OHAL sürecinde tutsakların yaşam hakkına yönelik saldırıların son örneği, İzmir’deki Aliağa Şakran 4 Nolu Hapishanesi’nde tutulan Wilson hastası Gıyasettin Sevmiş’ten 2 hafta haber alınamaması oldu.

dihaber’de yer alan habere göre, Gıyasettn Sevmiş 1 Haziran’da kaldırıldığı İzmir Yeşilyurt Atatürk Eğitim ve Araştırma Hastanesi’ndeki tedavisi yarıda kesilerek götürüldüğü hapishanede hücreye konuldu. Sevmiş, hem hastanedeki tedavisi hem de tekrar götürüldüğü hapishanede tüm girişimlere rağmen ailesi ile görüştürülmedi.
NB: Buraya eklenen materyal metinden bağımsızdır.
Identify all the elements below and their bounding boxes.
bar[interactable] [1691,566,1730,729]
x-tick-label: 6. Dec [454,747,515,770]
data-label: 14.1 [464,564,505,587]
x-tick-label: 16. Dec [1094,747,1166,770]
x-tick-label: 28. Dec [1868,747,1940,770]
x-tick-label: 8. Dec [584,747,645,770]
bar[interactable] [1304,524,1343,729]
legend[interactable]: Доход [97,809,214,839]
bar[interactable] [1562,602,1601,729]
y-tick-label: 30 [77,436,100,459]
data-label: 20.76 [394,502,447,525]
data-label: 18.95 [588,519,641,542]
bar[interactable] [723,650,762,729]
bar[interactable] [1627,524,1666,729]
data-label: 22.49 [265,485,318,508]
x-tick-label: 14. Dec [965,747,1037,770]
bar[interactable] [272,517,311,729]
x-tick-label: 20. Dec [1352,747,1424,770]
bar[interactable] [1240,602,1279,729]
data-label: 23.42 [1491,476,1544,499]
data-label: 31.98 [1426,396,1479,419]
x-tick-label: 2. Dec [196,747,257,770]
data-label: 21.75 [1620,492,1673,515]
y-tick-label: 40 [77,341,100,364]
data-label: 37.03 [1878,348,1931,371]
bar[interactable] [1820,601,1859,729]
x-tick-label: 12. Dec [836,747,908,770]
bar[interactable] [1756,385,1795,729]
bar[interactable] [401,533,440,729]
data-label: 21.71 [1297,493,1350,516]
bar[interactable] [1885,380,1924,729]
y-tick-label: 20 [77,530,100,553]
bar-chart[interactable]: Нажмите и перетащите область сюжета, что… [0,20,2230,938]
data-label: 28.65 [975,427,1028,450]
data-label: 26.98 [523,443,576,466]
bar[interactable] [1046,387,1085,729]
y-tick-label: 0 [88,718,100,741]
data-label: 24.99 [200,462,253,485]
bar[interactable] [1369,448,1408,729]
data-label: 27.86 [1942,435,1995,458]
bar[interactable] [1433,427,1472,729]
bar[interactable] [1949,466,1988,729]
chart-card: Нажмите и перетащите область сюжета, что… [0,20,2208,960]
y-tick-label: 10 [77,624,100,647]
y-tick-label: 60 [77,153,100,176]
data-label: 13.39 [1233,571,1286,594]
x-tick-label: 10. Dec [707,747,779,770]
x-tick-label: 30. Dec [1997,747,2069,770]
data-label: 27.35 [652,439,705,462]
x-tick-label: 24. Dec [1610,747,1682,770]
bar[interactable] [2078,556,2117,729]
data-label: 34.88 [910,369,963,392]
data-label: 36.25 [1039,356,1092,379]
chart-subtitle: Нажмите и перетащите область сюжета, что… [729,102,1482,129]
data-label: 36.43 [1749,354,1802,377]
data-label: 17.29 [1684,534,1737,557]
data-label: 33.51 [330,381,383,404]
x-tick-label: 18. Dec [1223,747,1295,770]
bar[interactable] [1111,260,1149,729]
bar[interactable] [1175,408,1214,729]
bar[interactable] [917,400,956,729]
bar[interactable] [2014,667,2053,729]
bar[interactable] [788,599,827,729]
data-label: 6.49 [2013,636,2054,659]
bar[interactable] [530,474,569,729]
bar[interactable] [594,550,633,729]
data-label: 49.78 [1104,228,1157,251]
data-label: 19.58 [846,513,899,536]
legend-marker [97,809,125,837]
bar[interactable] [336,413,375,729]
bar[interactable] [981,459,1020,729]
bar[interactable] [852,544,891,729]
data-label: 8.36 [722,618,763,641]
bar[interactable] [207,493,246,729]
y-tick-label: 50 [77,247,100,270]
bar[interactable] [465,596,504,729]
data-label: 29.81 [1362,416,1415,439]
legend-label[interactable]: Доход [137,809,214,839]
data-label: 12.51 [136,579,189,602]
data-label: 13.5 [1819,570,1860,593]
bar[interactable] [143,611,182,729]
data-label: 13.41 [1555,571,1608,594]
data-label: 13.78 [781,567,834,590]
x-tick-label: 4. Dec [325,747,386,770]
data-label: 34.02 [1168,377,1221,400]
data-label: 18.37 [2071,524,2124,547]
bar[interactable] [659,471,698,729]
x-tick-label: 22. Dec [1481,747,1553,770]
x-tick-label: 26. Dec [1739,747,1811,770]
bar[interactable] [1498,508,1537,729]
Kardeşi İbrahim Sevmiş, 11 Haziran’da ağabeyinin olağan telefon görüşmesi olmasına rağmen kendilerini aramadığını belirterek, yaklaşık 2 haftadır ağabeyinden haber alamadıklarını söyledi. 12 Haziran’da görüşe gittiklerinde ise, “Bugün görüşü yok, savcılıktan izin alın” denilerek görüşün engellendiğini belirtti. 15 Haziran’daki görüş gününde, ailesi bir kez daha Sevmiş’le, önceden haber verilmemesine rağmen, “Görüş günü Pazartesi’ye alındı” denilerek görüştürülmedi. “Ağabeyim öldü mü kaldı mı haberimiz yok” diyen İbrahim Sevmiş, “Bilgi almak için ulaştığımız Şakran 4 No’lu Hapishanesi yetkilileri, ‘Savcılıktan izin alınmadığı sürece bilgi veremeyiz’ yanıtını verdiler” dedi.

Bir başka saldırı da Alanya’daki siyasi tutsaklara yönelik gerçekleştiriliyor. İzmir’deki Kırıklar F Tipi Kapalı Hapishanesi’nden, Alanya L Tipi Kapalı Hapishanesi’ne sürgün edilen 6 tutsak, her gün gardiyanların “Şehit olan asker ve polisimizin intikamını sizden alacağız” sözleriyle saldırıya uğruyor.

Tutsaklardan Ziya Özbay’ın ailesi tarafından İHD Ağrı Şubesi’ne yapılan başvuruda, gardiyanların çıplak arama dayatmasında bulunduğu vurgulandı. Çıplak aramayı kabul etmeyen tutsakların gardiyanlar tarafından darp edilerek hücreye gönderildiği ifade edilen başvuruda, 5 gün boyunca hücrede tutulan 6 tutuklunun hiçbir ihtiyacının karşılanmadığı belirtildi.

Tutsaklardan Resul Sayan ile hapishanede görüşen baba Mustafa Sayan da “Oğlum hapishaneye getirildiğinde gardiyanlar tarafından işkenceye uğramış” dedi. Tutsakların bağımsızlar koğuşuna götürüldüğünü ancak bunu kabul etmedikleri için darp edildiklerini kaydeden baba Sayan, ardından ise tutsakların tek kişilik hücrelere konulduğunu dile getirdi.